Recently, there is an on-going interest in randomized algorithms for solving numerical linear algebra problems. Randomized algorithms are used as a trade-off between speed and accuracy, enabling us to accelerate the computations significantly.

In this talk, we present a novel algorithm for low rank LU decomposition that uses random projections type techniques and can be used to efficiently compute a low rank approximation of large matrices. The randomized LU algorithm can be parallelized and efficiently run on GPUs, making it suitable for image processing algorithms.
 
Moreover, it can utilize sparsity to accelerate the computations even farther. Several error bounds for the algorithm's approximations are proved using random Gaussian and random sparse matrices .

As an application, the algorithm can be used for fast dictionary learning that can be used for compression and classification.
Joint work with A. Averbuch and Y. Shmueli
 
 
 

 

 
Organizing Visual Data
Prof. S. Avidan, Faculty of Engineering, Tel-Aviv University

What is an image? There is a growing trend in the last decade or so to treat images as a bag of patches. This can be seen in texture synthesis, object and action recognition and even image denoising. This approach has great success but it comes at a price.
 
All geometric information is lost. In this talk I argue that much geometric information is implicitly encoded in the bag of patches, demonstrate how to recover it and show a number of potential image editing applications. Then, I will consider the problem of organizing images in the correct temporal order. This problem occurs naturally in group photography where a group of people take multiple images of a dynamic event.
 
Since the cameras are not necessarily synchronized we need to organize the images in their correct temporal order, a problem we term Photo Sequencing. Common to both cases is the need to establish what is the correct way to organize the visual data and then devising ways to achieve this order.

Joint work with Tali Dekel, Yael Moses, Taeg-Sang Cho, Moshe Butman and Bill Freeman.
 

 

 
 
SceneNet using the power of crowd sourcing for 3D Reconstruction of videos
Dr. Chen Sagiv, SagivTech and SceneNet coordinator

The aim of SceneNet is to use the power of crowd sourcing, in the form of multiple mobile phone users, to create a higher quality 3D video scene experience that can be shared via social networks. A typical SceneNet scenario can be a rock concert, a sports event, a private or a public ceremony, breaking news events and any other multiple mobile users' crowded event.

The SceneNet pipeline starts at the mobile device where the video streams are acquired, pre-processed and transmitted along with a tagging identity to the server.
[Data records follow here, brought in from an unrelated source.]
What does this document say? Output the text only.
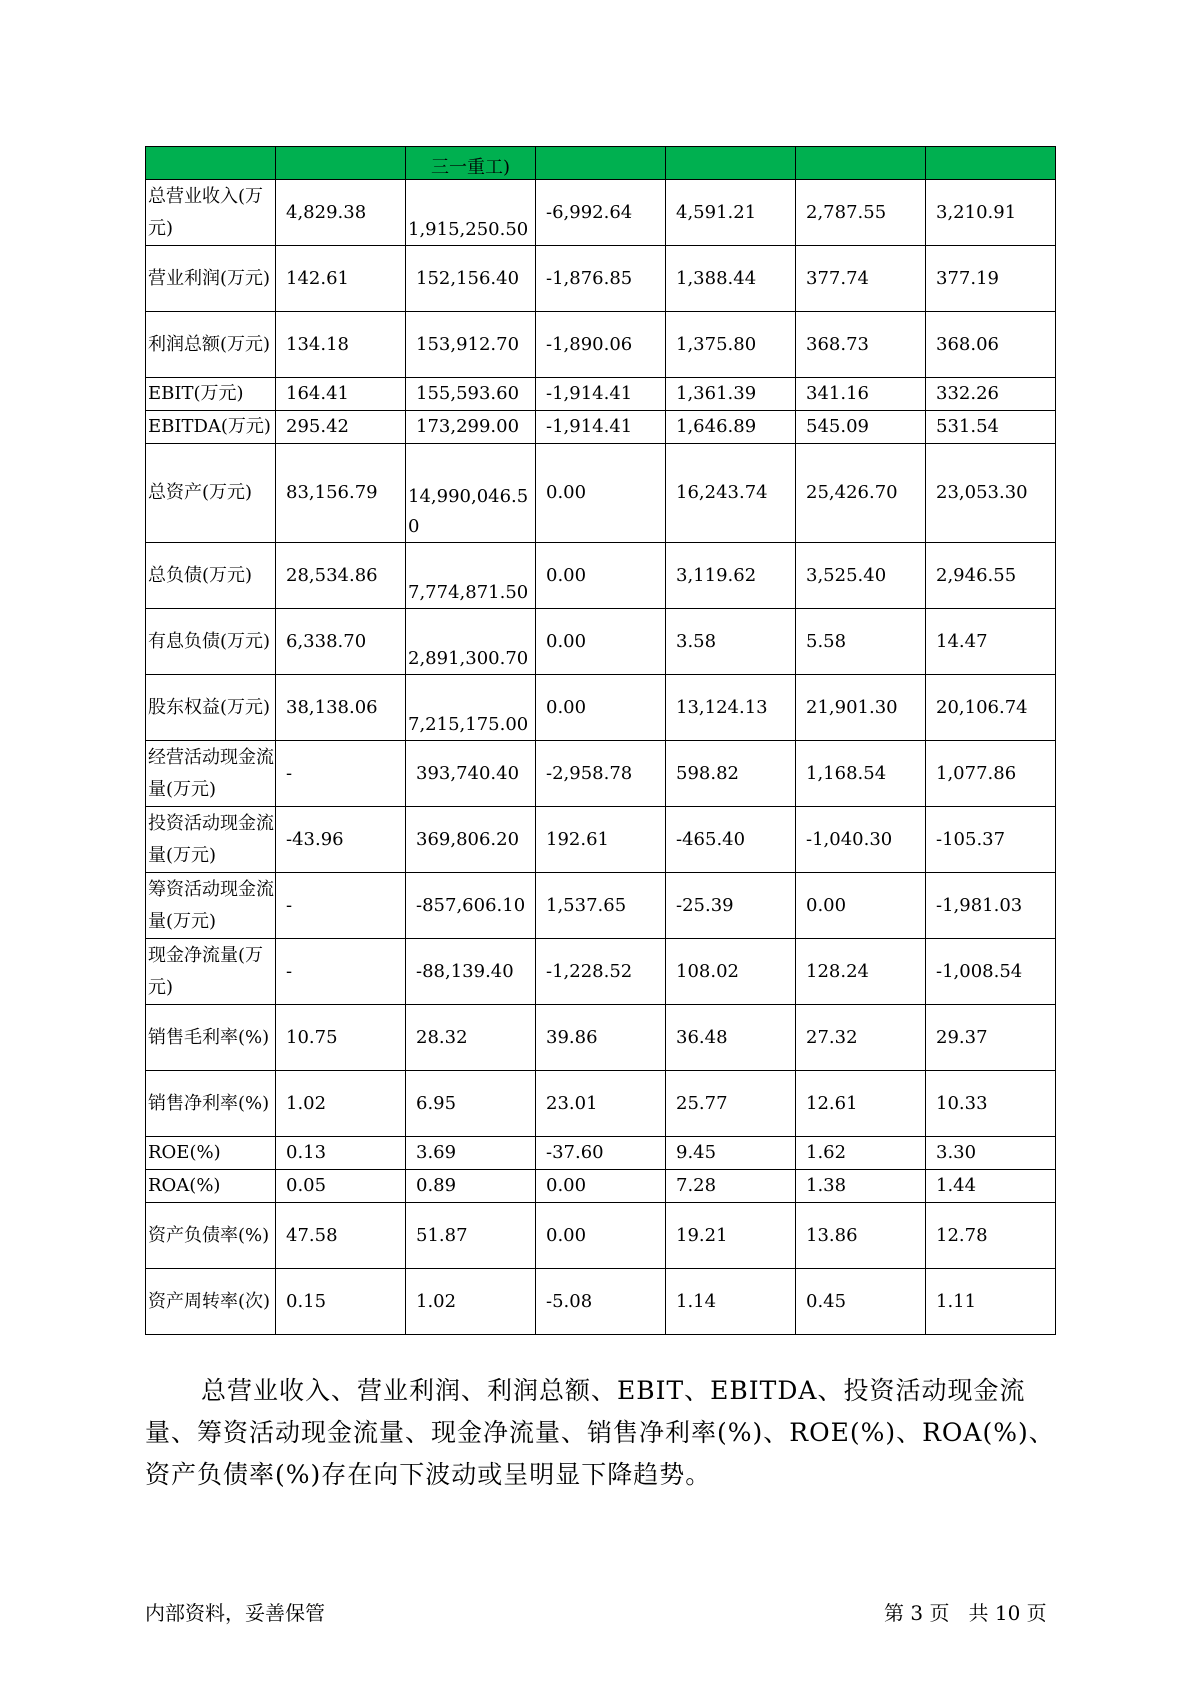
		三一重工)				

总营业收入(万元)	4,829.38	1,915,250.50	-6,992.64	4,591.21	2,787.55	3,210.91

营业利润(万元)	142.61	152,156.40	-1,876.85	1,388.44	377.74	377.19

利润总额(万元)	134.18	153,912.70	-1,890.06	1,375.80	368.73	368.06

EBIT(万元)	164.41	155,593.60	-1,914.41	1,361.39	341.16	332.26

EBITDA(万元)	295.42	173,299.00	-1,914.41	1,646.89	545.09	531.54

总资产(万元)	83,156.79	14,990,046.50	0.00	16,243.74	25,426.70	23,053.30

总负债(万元)	28,534.86	7,774,871.50	0.00	3,119.62	3,525.40	2,946.55

有息负债(万元)	6,338.70	2,891,300.70	0.00	3.58	5.58	14.47

股东权益(万元)	38,138.06	7,215,175.00	0.00	13,124.13	21,901.30	20,106.74

经营活动现金流量(万元)	-	393,740.40	-2,958.78	598.82	1,168.54	1,077.86

投资活动现金流量(万元)	-43.96	369,806.20	192.61	-465.40	-1,040.30	-105.37

筹资活动现金流量(万元)	-	-857,606.10	1,537.65	-25.39	0.00	-1,981.03

现金净流量(万元)	-	-88,139.40	-1,228.52	108.02	128.24	-1,008.54

销售毛利率(%)	10.75	28.32	39.86	36.48	27.32	29.37

销售净利率(%)	1.02	6.95	23.01	25.77	12.61	10.33

ROE(%)	0.13	3.69	-37.60	9.45	1.62	3.30

ROA(%)	0.05	0.89	0.00	7.28	1.38	1.44

资产负债率(%)	47.58	51.87	0.00	19.21	13.86	12.78

资产周转率(次)	0.15	1.02	-5.08	1.14	0.45	1.11

总营业收入、营业利润、利润总额、EBIT、EBITDA、投资活动现金流量、筹资活动现金流量、现金净流量、销售净利率(%)、ROE(%)、ROA(%)、资产负债率(%)存在向下波动或呈明显下降趋势。

内部资料，妥善保管	第 3 页   共 10 页
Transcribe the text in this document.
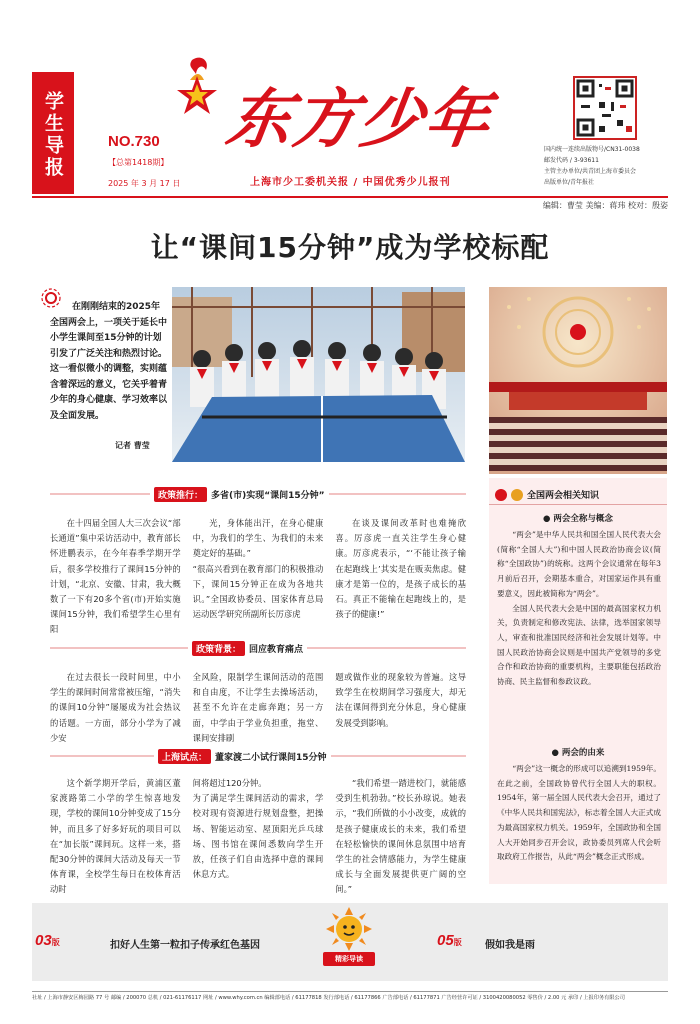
学生导报	NO.730
【总第1418期】
2025 年 3 月 17 日
东方少年
上海市少工委机关报 / 中国优秀少儿报刊
国内统一连续出版物号/CN31-0038
邮发代码 / 3-93611
主管主办单位/共青团上海市委员会
出版单位/青年报社
编辑：曹莹 美编：蒋玮 校对：殷姿
让“课间15分钟”成为学校标配

在刚刚结束的2025年全国两会上，一项关于延长中小学生课间至15分钟的计划引发了广泛关注和热烈讨论。这一看似微小的调整，实则蕴含着深远的意义，它关乎着青少年的身心健康、学习效率以及全面发展。

记者 曹莹
政策推行： 多省(市)实现“课间15分钟”

在十四届全国人大三次会议“部长通道”集中采访活动中，教育部长怀进鹏表示，在今年春季学期开学后，很多学校推行了课间15分钟的计划，“北京、安徽、甘肃，我大概数了一下有20多个省(市)开始实施课间15分钟，我们希望学生心里有阳

光，身体能出汗，在身心健康中，为我们的学生、为我们的未来奠定好的基础。”
“很高兴看到在教育部门的积极推动下，课间15分钟正在成为各地共识。”全国政协委员、国家体育总局运动医学研究所副所长厉彦虎

在谈及课间改革时也难掩欣喜。厉彦虎一直关注学生身心健康。厉彦虎表示，“‘不能让孩子输在起跑线上’其实是在贩卖焦虑。健康才是第一位的，是孩子成长的基石。真正不能输在起跑线上的，是孩子的健康!”

政策背景： 回应教育痛点

在过去很长一段时间里，中小学生的课间时间常常被压缩，“消失的课间10分钟”屡屡成为社会热议的话题。一方面，部分小学为了减少安

全风险，限制学生课间活动的范围和自由度，不让学生去操场活动，甚至不允许在走廊奔跑；另一方面，中学由于学业负担重，拖堂、课间安排刷

题或做作业的现象较为普遍。这导致学生在校期间学习强度大，却无法在课间得到充分休息，身心健康发展受到影响。

上海试点： 董家渡二小试行课间15分钟

这个新学期开学后，黄浦区董家渡路第二小学的学生惊喜地发现，学校的课间10分钟变成了15分钟，而且多了好多好玩的项目可以在“加长版”课间玩。这样一来，搭配30分钟的课间大活动及每天一节体育课，全校学生每日在校体育活动时

间将超过120分钟。
为了满足学生课间活动的需求，学校对现有资源进行规划盘整，把操场、智能运动室、屋顶阳光乒乓球场、图书馆在课间悉数向学生开放，任孩子们自由选择中意的课间休息方式。

“我们希望一踏进校门，就能感受到生机勃勃。”校长孙琼说。她表示，“我们所做的小小改变，成就的是孩子健康成长的未来，我们希望在轻松愉快的课间休息氛围中培育学生的社会情感能力，为学生健康成长与全面发展提供更广阔的空间。”

全国两会相关知识
● 两会全称与概念

“两会”是中华人民共和国全国人民代表大会(简称“全国人大”)和中国人民政治协商会议(简称“全国政协”)的统称。这两个会议通常在每年3月前后召开，会期基本重合，对国家运作具有重要意义，因此被简称为“两会”。

全国人民代表大会是中国的最高国家权力机关，负责制定和修改宪法、法律，选举国家领导人，审查和批准国民经济和社会发展计划等。中国人民政治协商会议则是中国共产党领导的多党合作和政治协商的重要机构，主要职能包括政治协商、民主监督和参政议政。

● 两会的由来

“两会”这一概念的形成可以追溯到1959年。在此之前，全国政协曾代行全国人大的职权。1954年，第一届全国人民代表大会召开，通过了《中华人民共和国宪法》，标志着全国人大正式成为最高国家权力机关。1959年，全国政协和全国人大开始同步召开会议，政协委员列席人代会听取政府工作报告，从此“两会”概念正式形成。

03版	扣好人生第一粒扣子传承红色基因
精彩导读
05版 假如我是雨
社址 / 上海市静安区梅园路 77 号 邮编 / 200070 总机 / 021-61176117 网址 / www.why.com.cn 编辑部电话 / 61177818 发行部电话 / 61177866 广告部电话 / 61177871 广告经营许可证 / 3100420080052 零售价 / 2.00 元 承印 / 上报印务有限公司
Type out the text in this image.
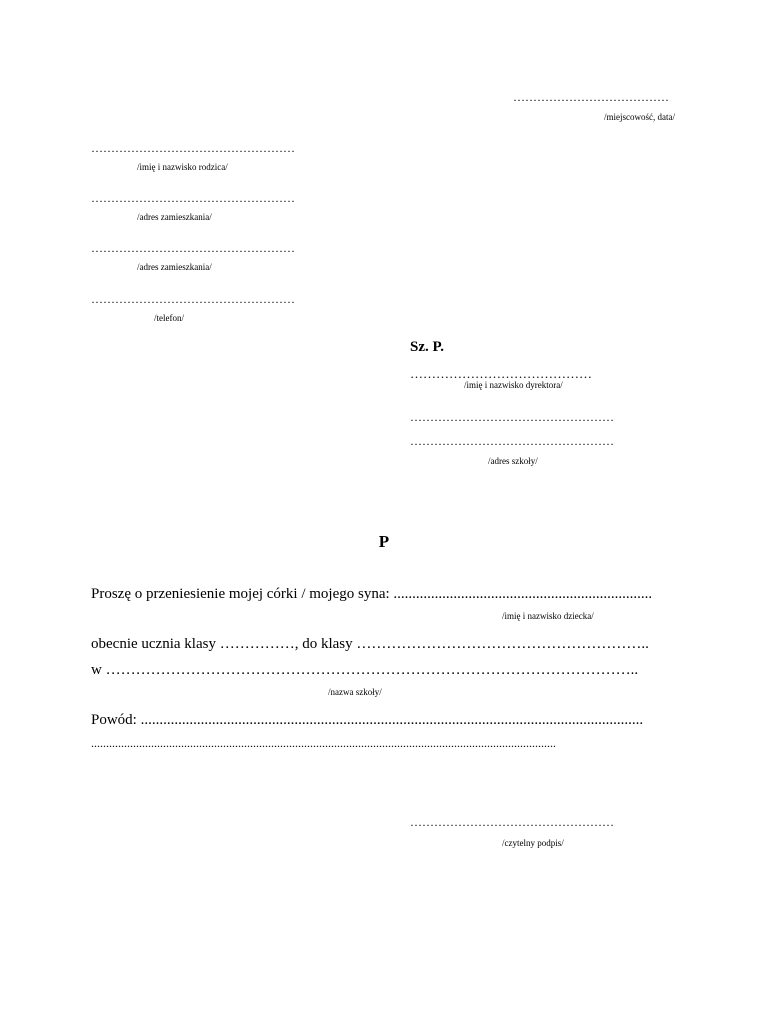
…………………………………
/miejscowość, data/
……………………………………………
/imię i nazwisko rodzica/
……………………………………………
/adres zamieszkania/
……………………………………………
/adres zamieszkania/
……………………………………………
/telefon/
Sz. P.
……………………………………
/imię i nazwisko dyrektora/
……………………………………………
……………………………………………
/adres szkoły/
P
Proszę o przeniesienie mojej córki / mojego syna: .....................................................................
/imię i nazwisko dziecka/
obecnie ucznia klasy ……………, do klasy …………………………………………………..
w ……………………………………………………………………………………………..
/nazwa szkoły/
Powód: ......................................................................................................................................
...........................................................................................................................................................
……………………………………………
/czytelny podpis/
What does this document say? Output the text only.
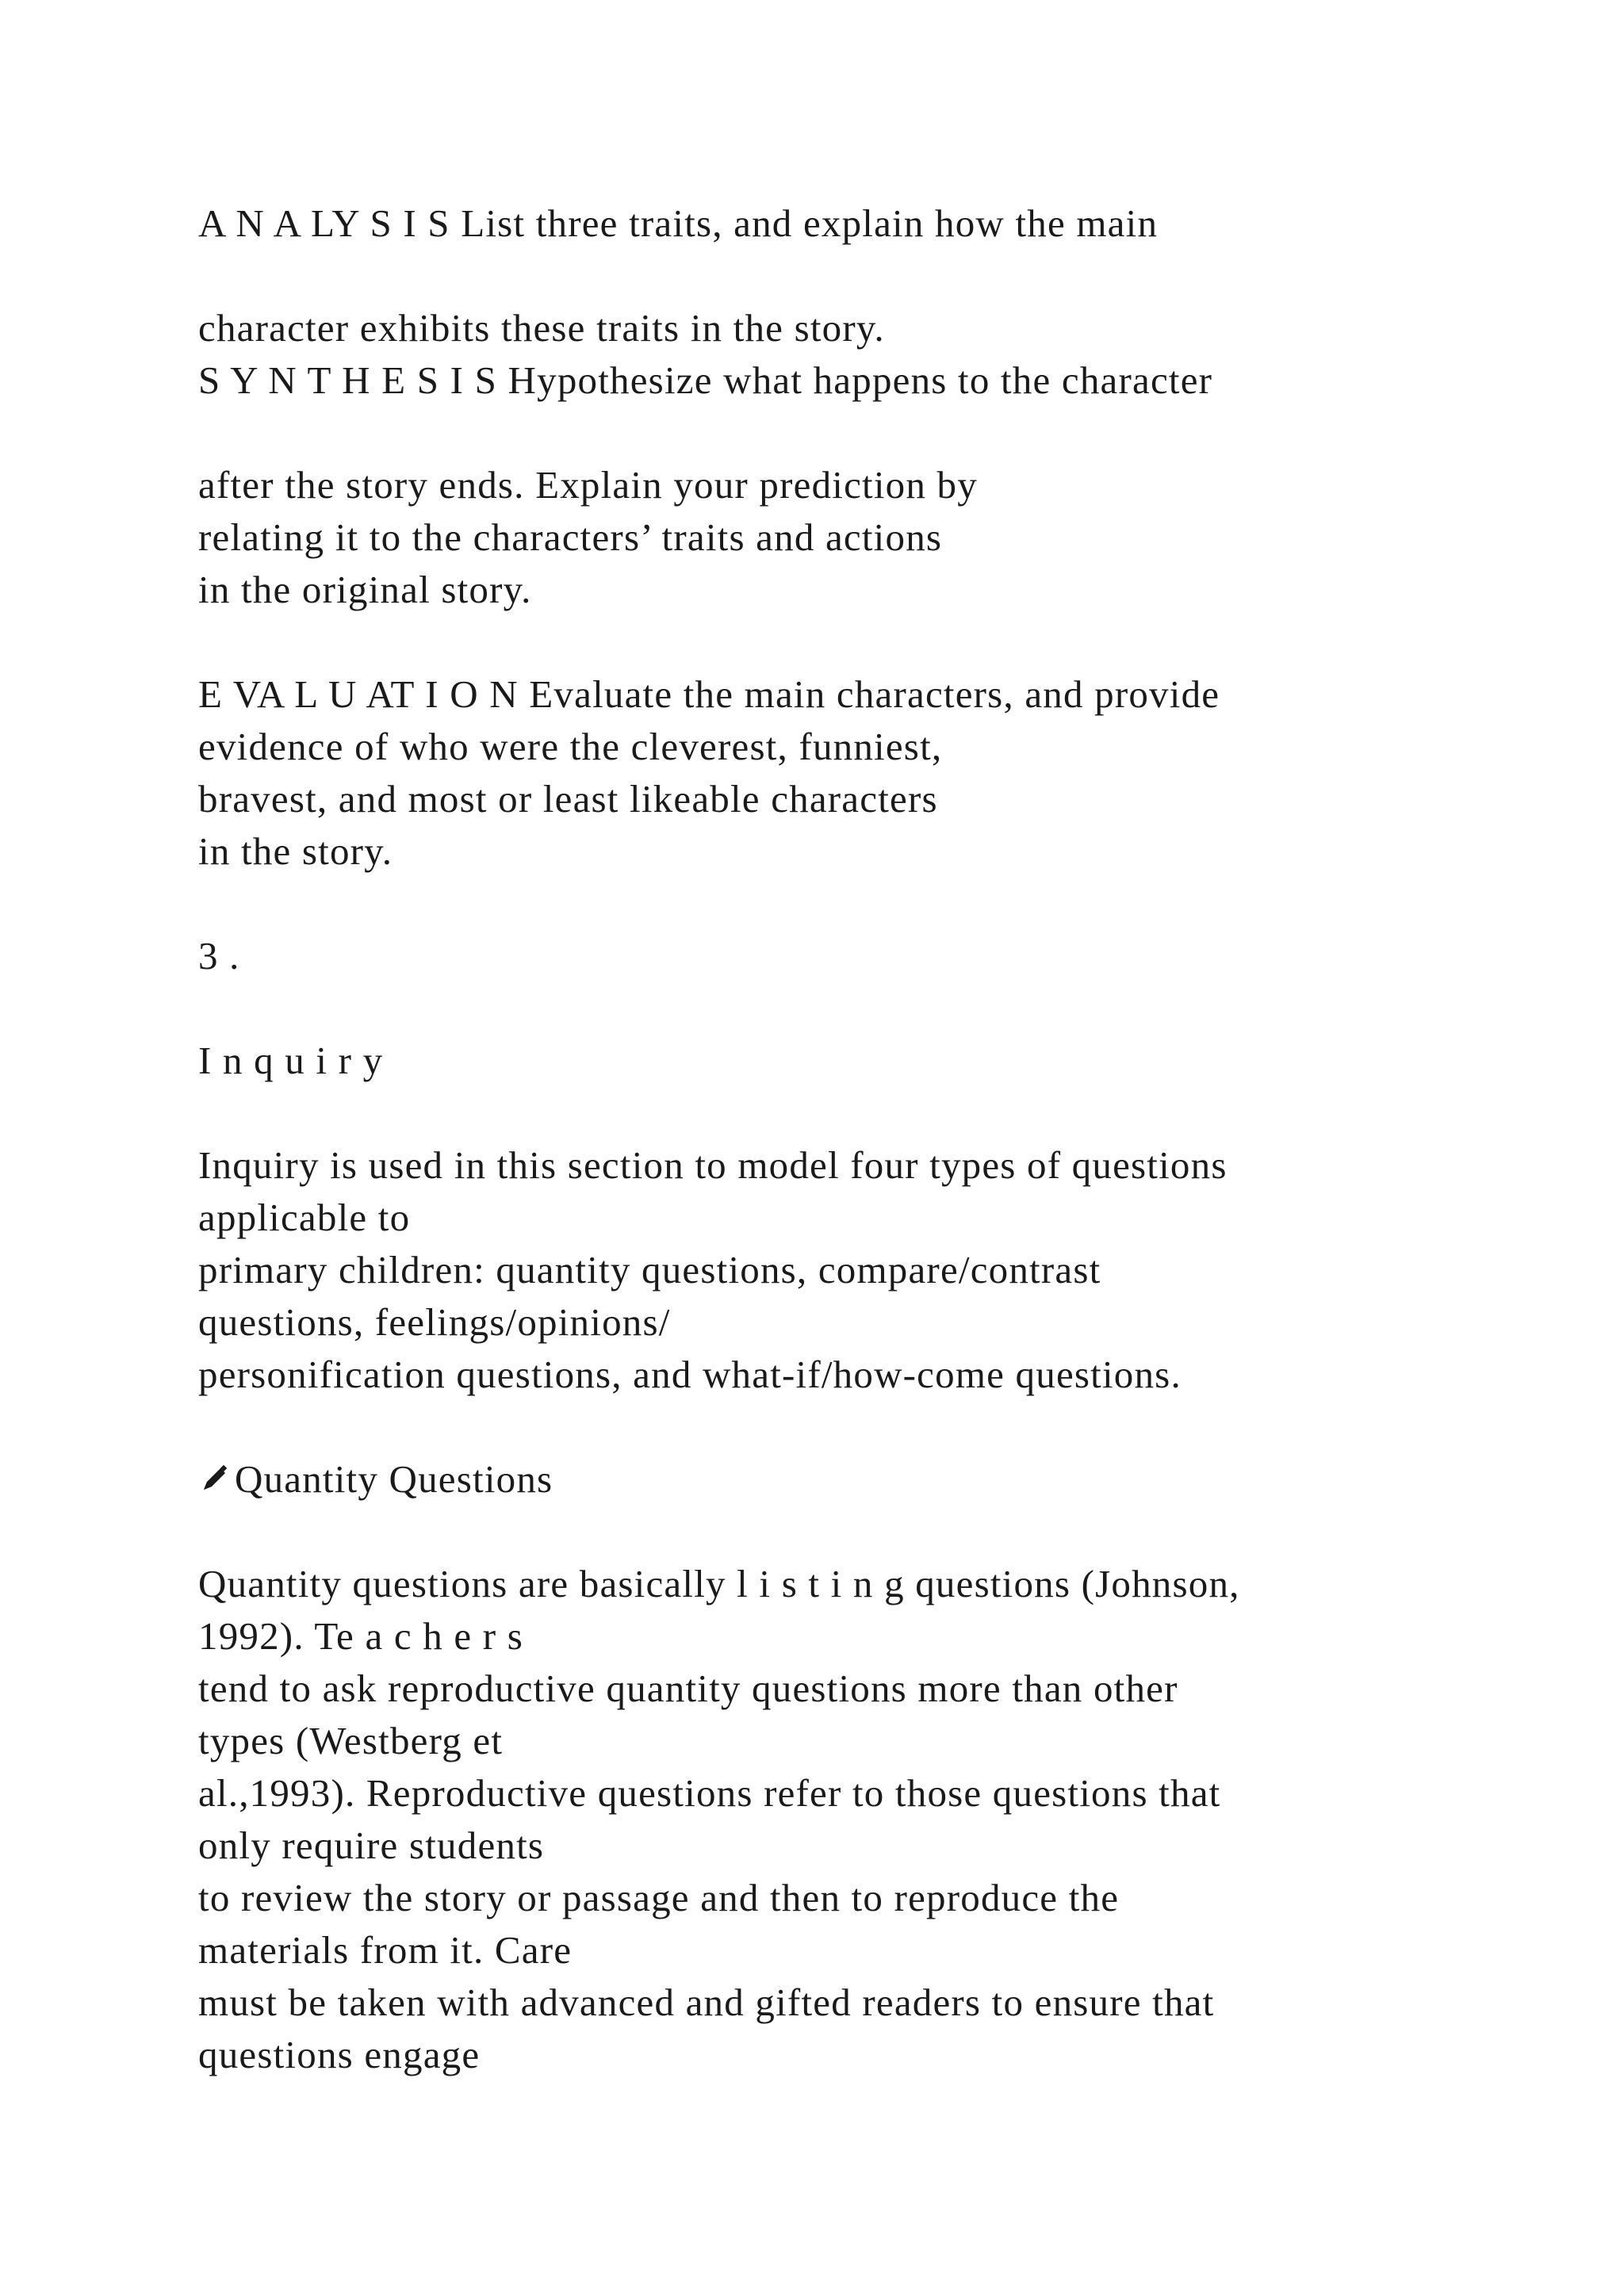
A N A LY S I S List three traits, and explain how the main

character exhibits these traits in the story.

S Y N T H E S I S Hypothesize what happens to the character

after the story ends. Explain your prediction by

relating it to the characters’ traits and actions

in the original story.

E VA L U AT I O N Evaluate the main characters, and provide

evidence of who were the cleverest, funniest,

bravest, and most or least likeable characters

in the story.

3 .

I n q u i r y

Inquiry is used in this section to model four types of questions

applicable to

primary children: quantity questions, compare/contrast

questions, feelings/opinions/

personification questions, and what-if/how-come questions.

Quantity Questions

Quantity questions are basically l i s t i n g questions (Johnson,

1992). Te a c h e r s

tend to ask reproductive quantity questions more than other

types (Westberg et

al.,1993). Reproductive questions refer to those questions that

only require students

to review the story or passage and then to reproduce the

materials from it. Care

must be taken with advanced and gifted readers to ensure that

questions engage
At the server, the various video streams are registered and synchronized and then submitted to 3D reconstruction to generate a multi-view video scene that can be edited and shared by the users.

In this talk we will give an overview of the SceneNet project and the technologies we develop in order to facilitate it, from mobile computing to 3D reconstruction and GPU computing.

This project is done in collaboration between SagivTech, Ecole Polytechnique de Lausanne (EPFL) and the University of Bremen.
This project is funded by the European Union under the 7th Research Framework, programme FET-Open SME, Grant agreement no. 309169.